Go to the course GitHub organization and locate the repo titled ae-12-exam-3-review-YOUR_GITHUB_USERNAME to get started.

# Introduction

## Packages

library(tidyverse)
library(tidymodels)
library(knitr)
library(Stat2Data)
library(rms)
library(nnet)

## Data

As part of a study of the effects of predatory intertidal crab species on snail populations, researchers measured the mean closing forces and the propodus heights of the claws on several crabs of three species.

claws <- read_csv(here::here("ae", "data/claws.csv"))

We will use the following variables:

• force: Closing force of claw (newtons)
• height: Propodus height (mm)
• species: Crab species - Cp(Cancer productus), Hn (Hemigrapsus nudus), Lb(Lophopanopeus bellus)
• lb: 1 if Lophopanopeus bellus species, 0 otherwise
• hn: 1 if Hemigrapsus nudus species, 0 otherwise
• cp: 1 if Cancer productus species, 0 otherwise
• force_cent: mean centered force
• height_cent: mean centered height

Before we get started, let’s make the categorical and indicator variables factors.

claws <- claws %>%
mutate(
species = as_factor(species),
lb = as_factor(lb),
hn = as_factor(hn),
cp = as_factor(cp)
)

# Part 1

## Exercise 1

Use Probabilities, odds, log-odds to fill in the blanks:

• Use ___ to fit the model (outcome)
• Use ___ to interpret model results
• Use ___ to make predictions for individual observations and ultimately to make classification decisions

## Exercise 2

Suppose we want to use force to determine whether or not a crab is from the Lophopanopeus bellus (Lb) species.
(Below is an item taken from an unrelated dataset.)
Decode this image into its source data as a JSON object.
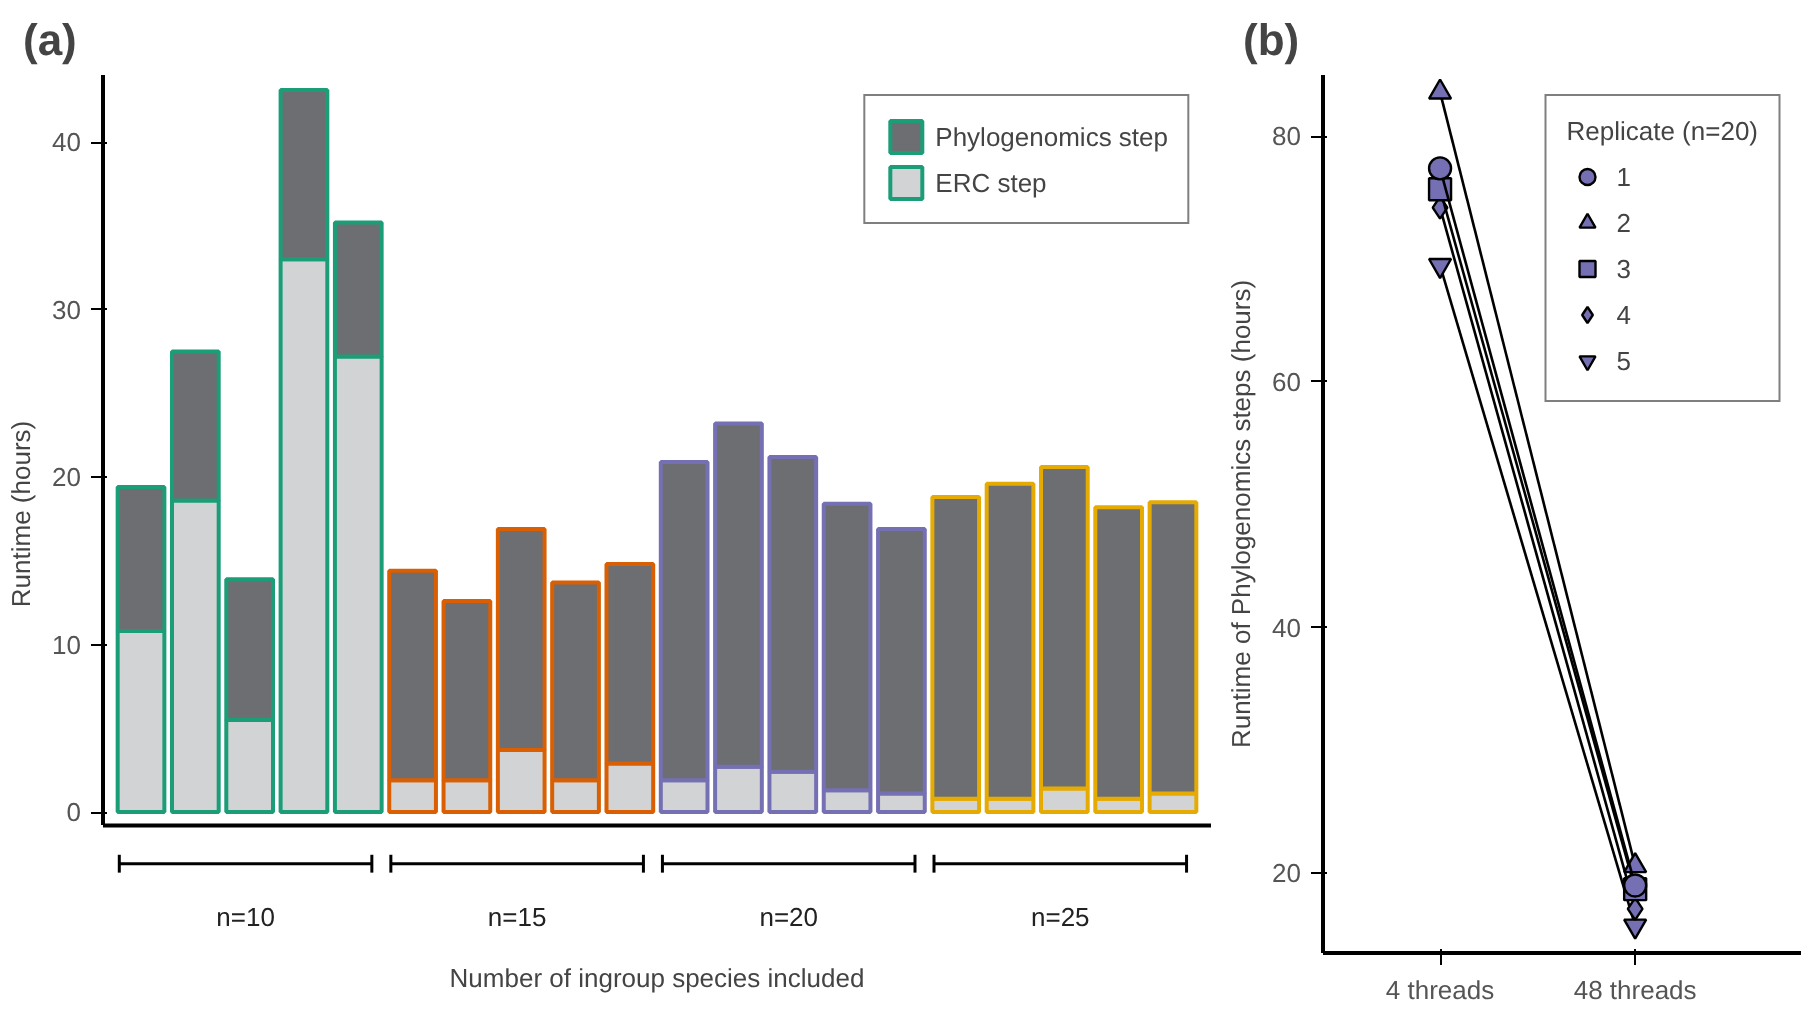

Why should we use a logistic regression model for this analysis?

claws %>%
distinct(lb)
# A tibble: 2 × 1
lb
<fct>
1 0
2 1    

## Exercise 3

We will use the mean-centered variables for force (force\_cent) in the model. Use logistic regression to fit the model. Obtain its confidence interval and knit it to a table presenting only 3 digits. Write the equation of the model produced by R.

Let $$\pi$$ be probability that a crab is from Lb species, write down the model formula based on your result.

## Exercise 4

Interpret the intercept in the context of the data.

## Exercise 5

Interpret the effect of force in the context of the data.
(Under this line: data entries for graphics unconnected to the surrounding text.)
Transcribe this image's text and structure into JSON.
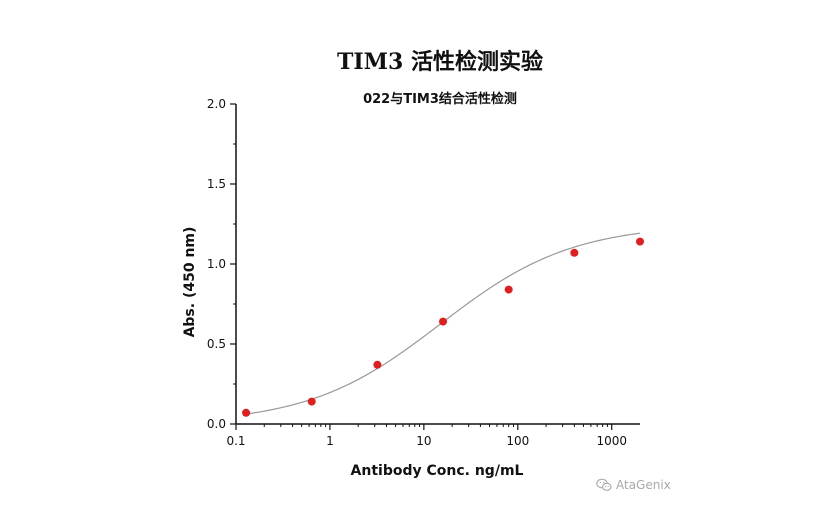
{
  "chart_data": {
    "type": "scatter",
    "title": "TIM3 活性检测实验",
    "subtitle": "022与TIM3结合活性检测",
    "xlabel": "Antibody Conc. ng/mL",
    "ylabel": "Abs. (450 nm)",
    "x_scale": "log",
    "xlim": [
      0.1,
      2000
    ],
    "ylim": [
      0,
      2.0
    ],
    "x_ticks": [
      0.1,
      1,
      10,
      100,
      1000
    ],
    "x_tick_labels": [
      "0.1",
      "1",
      "10",
      "100",
      "1000"
    ],
    "y_ticks": [
      0,
      0.5,
      1.0,
      1.5,
      2.0
    ],
    "y_tick_labels": [
      "0.0",
      "0.5",
      "1.0",
      "1.5",
      "2.0"
    ],
    "grid": false,
    "series": [
      {
        "x": [
          0.128,
          0.64,
          3.2,
          16,
          80,
          400,
          2000
        ],
        "y": [
          0.07,
          0.14,
          0.37,
          0.64,
          0.84,
          1.07,
          1.14
        ],
        "color": "#e01e1e",
        "fit_curve": true,
        "fit_color": "#999999"
      }
    ]
  },
  "watermark": {
    "text": "AtaGenix",
    "icon": "wechat-icon"
  }
}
When x goes up by 1 unit, we expect y to change by (slope) units.

## Exercise 6

Now let’s consider adding height_cent to the model. Fit the model that includes height_cent. Then use AIC to choose the model that best fits the data.

## Exercise 7

What do the following mean in the context of this data. Explain and calculate them.
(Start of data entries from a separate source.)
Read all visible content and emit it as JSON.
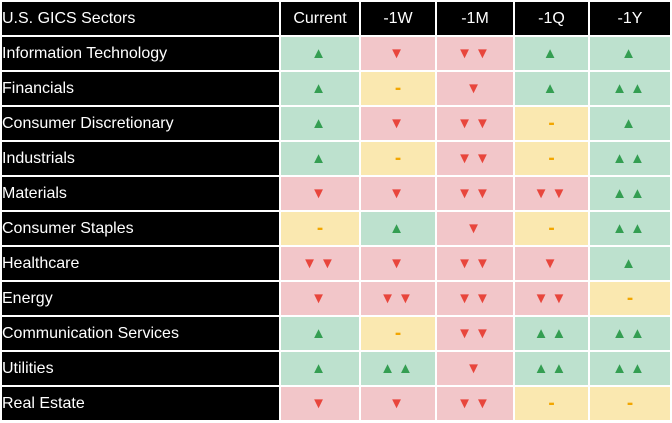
{
  "chart_data": {
    "type": "table",
    "title": "U.S. GICS Sectors",
    "header": {
      "sector_column": "U.S. GICS Sectors",
      "period_columns": [
        "Current",
        "-1W",
        "-1M",
        "-1Q",
        "-1Y"
      ]
    },
    "rows": [
      {
        "sector": "Information Technology",
        "signals": [
          "up",
          "down",
          "down2",
          "up",
          "up"
        ]
      },
      {
        "sector": "Financials",
        "signals": [
          "up",
          "flat",
          "down",
          "up",
          "up2"
        ]
      },
      {
        "sector": "Consumer Discretionary",
        "signals": [
          "up",
          "down",
          "down2",
          "flat",
          "up"
        ]
      },
      {
        "sector": "Industrials",
        "signals": [
          "up",
          "flat",
          "down2",
          "flat",
          "up2"
        ]
      },
      {
        "sector": "Materials",
        "signals": [
          "down",
          "down",
          "down2",
          "down2",
          "up2"
        ]
      },
      {
        "sector": "Consumer Staples",
        "signals": [
          "flat",
          "up",
          "down",
          "flat",
          "up2"
        ]
      },
      {
        "sector": "Healthcare",
        "signals": [
          "down2",
          "down",
          "down2",
          "down",
          "up"
        ]
      },
      {
        "sector": "Energy",
        "signals": [
          "down",
          "down2",
          "down2",
          "down2",
          "flat"
        ]
      },
      {
        "sector": "Communication Services",
        "signals": [
          "up",
          "flat",
          "down2",
          "up2",
          "up2"
        ]
      },
      {
        "sector": "Utilities",
        "signals": [
          "up",
          "up2",
          "down",
          "up2",
          "up2"
        ]
      },
      {
        "sector": "Real Estate",
        "signals": [
          "down",
          "down",
          "down2",
          "flat",
          "flat"
        ]
      }
    ],
    "signal_legend": {
      "up": {
        "glyph": "▲",
        "bg": "#bde1ce",
        "color": "#349e52"
      },
      "up2": {
        "glyph": "▲▲",
        "bg": "#bde1ce",
        "color": "#349e52"
      },
      "flat": {
        "glyph": "-",
        "bg": "#fae8b0",
        "color": "#f2a600"
      },
      "down": {
        "glyph": "▼",
        "bg": "#f2c6c9",
        "color": "#e8463c"
      },
      "down2": {
        "glyph": "▼▼",
        "bg": "#f2c6c9",
        "color": "#e8463c"
      }
    },
    "layout": {
      "header_bg": "#000000",
      "header_text": "#ffffff",
      "grid_gap_color": "#ffffff",
      "legend_position": "none",
      "grid": "white 2px gaps between cells"
    }
  }
}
• Sensitivity: P(predict lb | actual lb) =
• Specificity: P(predict not lb | actual not lb) =
• Negative predictive power: P(actual not lb | predict not lb) =
• Positive predictive power: P(actual lb | predict lb) =
Actual Predict lb Predict not lb TOTAL predicted
Lb
Not lb
TOTAL actual

# Part 2

Let’s extend the model to use force and height to predict the species (Hn, Cp, and Lb).

## Exercise 8

Write the equation of the model.

$\log\Big(\frac{\hat{\pi}_{Hn}}{\hat{\pi}_{Cp}}\Big) =$

$\log\Big(\frac{\hat{\pi}_{Lb}}{\hat{\pi}_{Cp}}\Big) =$

## Exercise 9

• Interpret the intercept for the odds a crab is Hn vs. Cp species.

• Interpret the effect of force on the odds a crab is Lb vs. Cp species.

## Exercise 10

Interpret the effect of force on the odds a crab is in the Hn vs. Lb species.

CAUTION: We can write an interpretation based on the estimated coefficients; however, we can’t make any inferential conclusions for this question based on the current model. We would need to refit the model with Lb as the baseline category to do so.

## Exercise 11

Conditions for multinomial logistic (and logistic models as well):

# add code here for other species here
# add code here for other species here

# Part 3

## Checking for multicollinearity in logistic and multinomial logistic

Similar to multiple linear regression, we can also check for multicollinearity in logistic and multinomial logistic models.

• Use the vif function to check for multicollinearity in logistic regression.
• The vif function doesn’t work for the multinomial logistic regression models, so we can look at a correlation matrix of the predictors as a way to assess if the predictors are highly correlated: